Le rapporteur de l'ONU achève une mission entravée par Hanoï
HANOI - Le rapporteur de l'ONU sur l'intolérance religieuse a
achevé mercredi une mission de dix jours au Vietnam entravée par le régime
communiste qui a pris le risque d'une très mauvaise opération de relations
publiques.
L'annonce de la visite du Tunisien Abdelfattah Amor, négociée pendant trois
ans avec Hanoï, avait été accueillie par les experts du Vietnam comme un
signe d'ouverture encourageant à l'heure où la nouvelle équipe à la tête du
pays depuis un an tentait d'améliorer son image en matière de droits de
l'homme.
Mais mercredi, alors qu'il s'était engagé à accorder des interviews aux
agences de presse internationales à Hanoï, M. Amor a annulé toutes ces
rencontres sans explication.
Il a simplement déclaré à l'AFP que "certains événements ont fait" qu'il
avait décidé de ne pas s'exprimer publiquement. "Il vaut mieux choisir la
sagesse, je ne peux pas vous parler maintenant, vous allez être informés
très rapidement sur cette mission", a-t-il dit.
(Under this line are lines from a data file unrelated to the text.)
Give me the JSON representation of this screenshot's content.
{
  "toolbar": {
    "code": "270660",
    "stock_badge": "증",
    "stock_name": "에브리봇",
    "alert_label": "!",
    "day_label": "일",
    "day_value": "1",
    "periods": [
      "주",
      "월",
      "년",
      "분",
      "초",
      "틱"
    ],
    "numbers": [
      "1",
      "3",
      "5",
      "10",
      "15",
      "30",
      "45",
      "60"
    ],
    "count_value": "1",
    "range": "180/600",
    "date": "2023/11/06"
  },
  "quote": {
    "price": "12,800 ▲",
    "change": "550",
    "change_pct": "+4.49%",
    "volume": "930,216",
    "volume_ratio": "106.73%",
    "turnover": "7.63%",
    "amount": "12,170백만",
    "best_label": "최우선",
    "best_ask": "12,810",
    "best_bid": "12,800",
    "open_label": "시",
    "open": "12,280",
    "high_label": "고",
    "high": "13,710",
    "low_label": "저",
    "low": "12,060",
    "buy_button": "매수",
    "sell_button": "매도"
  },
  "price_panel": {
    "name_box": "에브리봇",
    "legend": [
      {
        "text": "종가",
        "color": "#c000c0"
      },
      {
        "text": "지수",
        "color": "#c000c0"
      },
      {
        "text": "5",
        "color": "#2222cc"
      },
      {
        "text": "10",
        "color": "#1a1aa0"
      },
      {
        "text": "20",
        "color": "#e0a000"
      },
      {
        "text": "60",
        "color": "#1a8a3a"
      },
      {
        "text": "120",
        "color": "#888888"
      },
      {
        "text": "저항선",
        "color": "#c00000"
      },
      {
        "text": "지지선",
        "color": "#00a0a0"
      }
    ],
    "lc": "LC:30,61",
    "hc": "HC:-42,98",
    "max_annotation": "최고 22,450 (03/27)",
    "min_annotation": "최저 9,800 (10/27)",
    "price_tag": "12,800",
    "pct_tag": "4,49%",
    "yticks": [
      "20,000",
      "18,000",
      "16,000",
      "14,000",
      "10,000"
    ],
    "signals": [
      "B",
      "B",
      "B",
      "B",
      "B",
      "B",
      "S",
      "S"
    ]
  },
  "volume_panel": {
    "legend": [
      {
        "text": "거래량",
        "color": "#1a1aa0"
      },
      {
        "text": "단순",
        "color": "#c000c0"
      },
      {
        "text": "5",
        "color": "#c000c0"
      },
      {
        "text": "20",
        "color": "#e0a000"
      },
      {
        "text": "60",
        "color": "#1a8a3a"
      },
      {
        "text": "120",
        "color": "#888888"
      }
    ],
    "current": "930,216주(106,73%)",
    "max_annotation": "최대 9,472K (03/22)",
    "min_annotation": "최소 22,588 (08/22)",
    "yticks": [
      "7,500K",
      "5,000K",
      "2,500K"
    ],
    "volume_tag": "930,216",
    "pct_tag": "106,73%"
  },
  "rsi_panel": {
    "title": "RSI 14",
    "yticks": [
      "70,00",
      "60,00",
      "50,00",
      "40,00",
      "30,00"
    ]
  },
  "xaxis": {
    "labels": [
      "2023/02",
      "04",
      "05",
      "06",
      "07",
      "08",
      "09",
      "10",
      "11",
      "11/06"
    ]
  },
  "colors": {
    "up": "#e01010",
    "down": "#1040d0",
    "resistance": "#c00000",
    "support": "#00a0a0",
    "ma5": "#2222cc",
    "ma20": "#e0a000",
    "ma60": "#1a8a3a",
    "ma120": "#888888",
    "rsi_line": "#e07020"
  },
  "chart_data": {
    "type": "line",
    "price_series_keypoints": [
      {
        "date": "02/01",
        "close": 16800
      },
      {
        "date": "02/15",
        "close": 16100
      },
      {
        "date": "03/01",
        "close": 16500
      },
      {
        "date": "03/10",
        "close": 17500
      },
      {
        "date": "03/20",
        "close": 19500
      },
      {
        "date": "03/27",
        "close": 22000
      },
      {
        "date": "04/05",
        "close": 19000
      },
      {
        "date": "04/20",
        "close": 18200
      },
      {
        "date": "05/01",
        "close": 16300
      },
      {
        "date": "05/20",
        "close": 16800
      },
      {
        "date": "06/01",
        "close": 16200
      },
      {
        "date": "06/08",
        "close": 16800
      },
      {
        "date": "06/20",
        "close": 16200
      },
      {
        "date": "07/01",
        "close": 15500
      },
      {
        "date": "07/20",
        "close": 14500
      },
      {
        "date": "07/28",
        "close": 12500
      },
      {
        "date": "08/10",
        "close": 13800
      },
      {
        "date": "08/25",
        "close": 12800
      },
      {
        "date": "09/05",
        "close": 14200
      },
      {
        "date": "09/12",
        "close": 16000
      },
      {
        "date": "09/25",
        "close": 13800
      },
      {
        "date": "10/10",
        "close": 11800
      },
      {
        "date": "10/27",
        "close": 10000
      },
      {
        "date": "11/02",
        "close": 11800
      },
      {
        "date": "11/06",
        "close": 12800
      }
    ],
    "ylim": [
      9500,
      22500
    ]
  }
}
"Ces interviews n'auraient pas été annulées si cette mission s'était bien
passée", a estimé un diplomate en poste à Hanoï.
Selon des diplomates étrangers, M. Amor n'a pas souhaité perturber le
dialogue naissant qu'il souhaite poursuivre avec Hanoï, en dépit des
entraves visiblement mises à ses rencontres avec des dissidents religieux.
M. Amor a néanmoins confirmé à l'AFP qu'il n'avait pu rencontrer
--contrairement à ses voeux-- le numéro deux de l'Eglise bouddhiste unifiée
du Vietnam (EBUV, dissidente), Thich Quang Do, information démentie la
veille par Hanoï.
Des sources concordantes avaient indiqué lundi que le rapporteur de l'ONU
s'était vu interdire l'entrée de la pagode du dignitaire par un cordon de
police et avait dû rebrousser chemin.
"C'est sidérant que ce personnage avec un tel profil international n'ait pu
rencontrer l'une des plus grandes figures bouddhistes au Vietnam", a estimé
le même diplomate.
M. Amor s'est rendu à Hanoï, Hué (centre) puis Ho Chi Minh-Ville (sud) pour
juger si le Vietnam appliquait ou non une politique religieuse tolérante et
non-discriminatoire et présenter un rapport devant la Commission des droits
de l'Homme des Nations unies. La presse vietnamienne a été muette sur cette
mission.
Aucune rencontre de M. Amor et de dissidents religieux n'avait été
rapportée mercredi. Selon des organisations de défense des droits de
l'homme, des rendez-vous prévus par M. Amor ont été annulés, comme une
rencontre avec le patriarche de l'EBUV, Thich Huyen Quang, en résidence
surveillée depuis 16 ans, où avec le supérieur d'une pagode de Hué,
également en résidence surveillée.
"Ceci va être très dommageable à l'image de Hanoï et c'est un très mauvais
calcul", a estimé un diplomate. Le régime est sous une pression
internationale accrue pour desserrer son étau autour des dissidents
politiques comme religieux, notamment de la part des Etats-Unis avec lequel
il négocie un accord commercial crucial pour une économie vietnamienne qui
se porte de plus en plus mal.
Hanoï a récemment annoncé des amnisties de prisonniers politiques ou
religieux. Mais les experts soulignent que ces gestes ne peuvent faire
oublier qu'il n'y a pas encore d'engagement ferme de Hanoï en faveur des
libertés.
De même soulignent-ils, certaines des amnisties récentes relevaient plus de
l'effet d'annonce destiné à l'étranger, comme la libération samedi dernier
du bonze de l'EBUV Thich Nhat Ban, seul religieux du train d'amnistie
annoncé cette semaine.
Le bouddhiste, qui a passé dix ans en camp de rééducation puis près de
quatre en prison, a bénéficié d'une grâce portant sur 13 jours de
détention: il arrivait en fin de peine début novembre. Et il aurait été
immédiatement ensuite placé en résidence surveillée.